Tourisme: la bulle atlantique a peu d’effet

La création d’une «bulle atlantique» n’aura pas suffi à soulager les hôteliers indépendants. Ceux avec lesquels nous avons discuté, lundi, enregistrent toujours des pertes sans précédent.

Les motels et les hôtels du Nouveau-Brunswick n’auront jamais été si vides.

Si le lancement d’une bulle avec les provinces de Terre-Neuve, de l’île du Prince Édouard et de la Nouvelle-Écosse a rapporté quelques réservations, son impact demeurerait négligeable.

À travers la province, les hôteliers attendent toujours avec impatience l’ouverture des frontières québécoise et ontarienne.

Toujours en mode survie

Le 22 juin, le journal avait discuté avec quatre hôteliers indépendants qui, en vue d’une saison catastrophique, se disaient en mode survie.

Lundi, nous les avons recontactés à savoir si les touristes de l’Atlantique furent nombreux à visiter la province au cours des dernières semaines.

«Pas du tout!», s’est exclamé Dollard Poirier, le propriétaire du John’s Motel à Beresford. «Nous n’avons vu aucune amélioration.»

À l’exception de deux ou trois visiteurs, venus dans la région Chaleur pour visiter de la famille et des amis, ce dernier indique que ses chambres sont restées presque vides.

«J’avais quatre réservations de gens du Québec et de l’Ontario qui venaient visiter leurs parents, mais avec ce qui s’est passé à Beresford, il y a quelques semaines, ils ont tous annulés», a-t-il poursuivi.

M. Poirier fait référence à l’incident qui s’est produit à la plage de Beresford, le 27 juin, où un homme aurait crié à une résidente du Québec qui visitait sa mère de «retourner d’où elle venait.»

Ce dernier s’est dit révolté par la situation, qui aurait davantage dissuadé les touristes à visiter la région, selon lui.

«Je vais vous dire une chose, je n’ai jamais vu une année comme ça dans nos 51 ans d’activités», a-t-il enchaîné.

L’hôtelier dépend toujours de ses économies afin de garder la tête hors de l’eau.

Du côté de Moncton, le nouveau propriétaire de l’auberge Restwell Inn, Roman Bohodist, dresse un constat semblable.

«Il n’y a eu aucun progrès (…) Nous avions reçu quelques appels de gens qui voulaient aller au Car Show à la fin juillet, mais depuis qu’il a été annulé, rien.»

Plus tôt en juin, l’hôtelier nous avait confié que presque 90% de son chiffre d’affaires provient normalement des touristes de l’Ontario et du Québec.

S’il espère que les restrictions frontalières soient relâchées, le propriétaire demeure toutefois réaliste pour la saison 2020.

«Oui, j’espère que les frontières ouvriront.
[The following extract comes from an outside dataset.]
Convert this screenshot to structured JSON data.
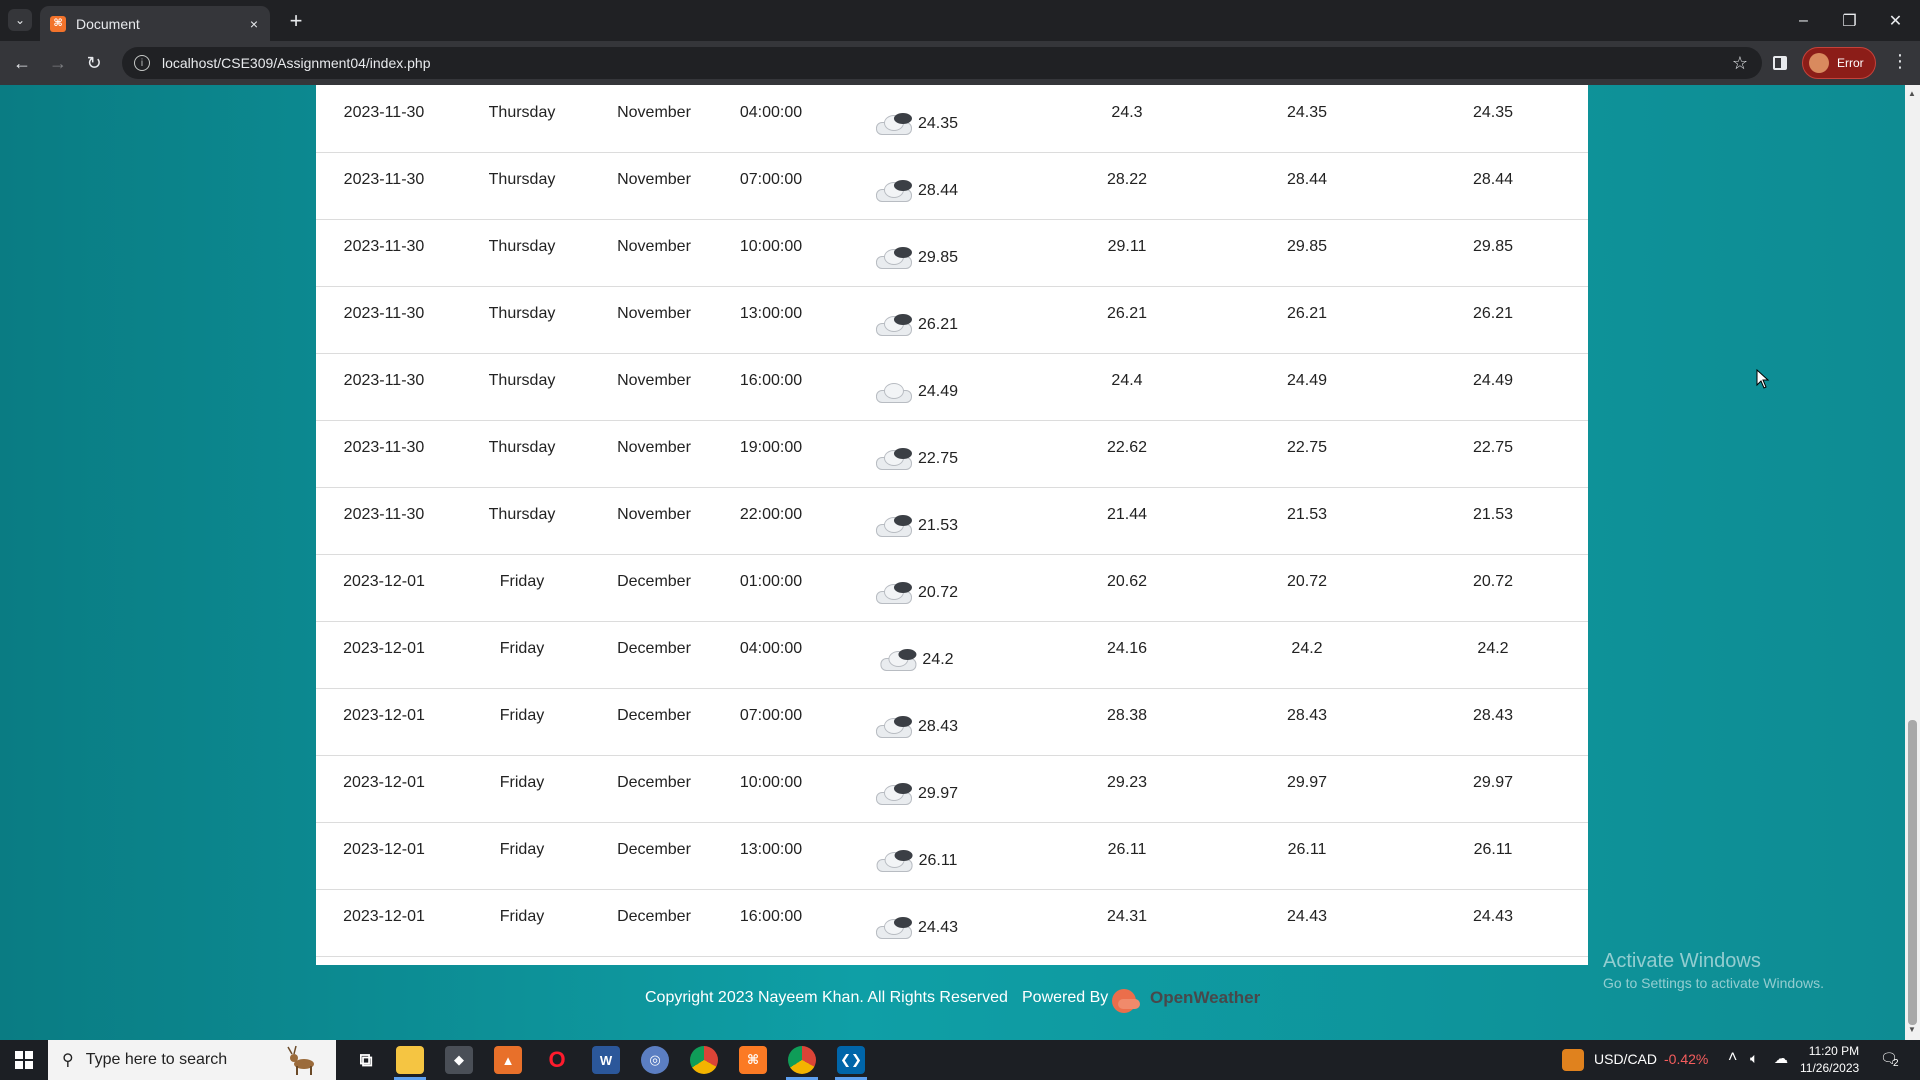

Mais les Canadiens aiment beaucoup planifier à l’avance. C’est difficile à dire si tout le monde aura déjà des projets.»

M. Bohodist est propriétaire de l’auberge depuis l’hiver dernier.

À défaut de pouvoir bénéficier de certains prêts gouvernementaux, il se retrouve aujourd’hui dans une position vulnérable.

Enfin, à Edmundston, Sandra Marcoux, propriétaire du Roma Motel, persiste à se croiser les doigts pour ouvrir la frontière avec le Québec et les autres provinces canadiennes.

Il s’agit de son «dernier espoir» pour atténuer les pertes de la saison.

«Je mise sur ce que qui va se passer le 17 juillet», a-t-elle témoigné.

Au début du mois, Dwight Ball, le premier ministre de Terre-Neuve-et-Labrador, aurait évoqué la possibilité de s’ouvrir à tout le Canada deux semaines après la création de la bulle atlantique, c’est-à-dire le 17 juillet.

L’hôtelière espère que le premier ministre Blaine Higgs suivra le pas.

«S’ils ouvrent toutes les frontières, on pourrait aller chercher plus de clients. On ne remplira pas le motel, c’est sûr, parce que les gens ont déjà fait leurs plans ailleurs (…), mais on pourrait au moins accueillir des visiteurs de dernière minute, des gens qui visitent leur famille ou même ceux qui sont de passage pour aller plus loin dans les maritimes.»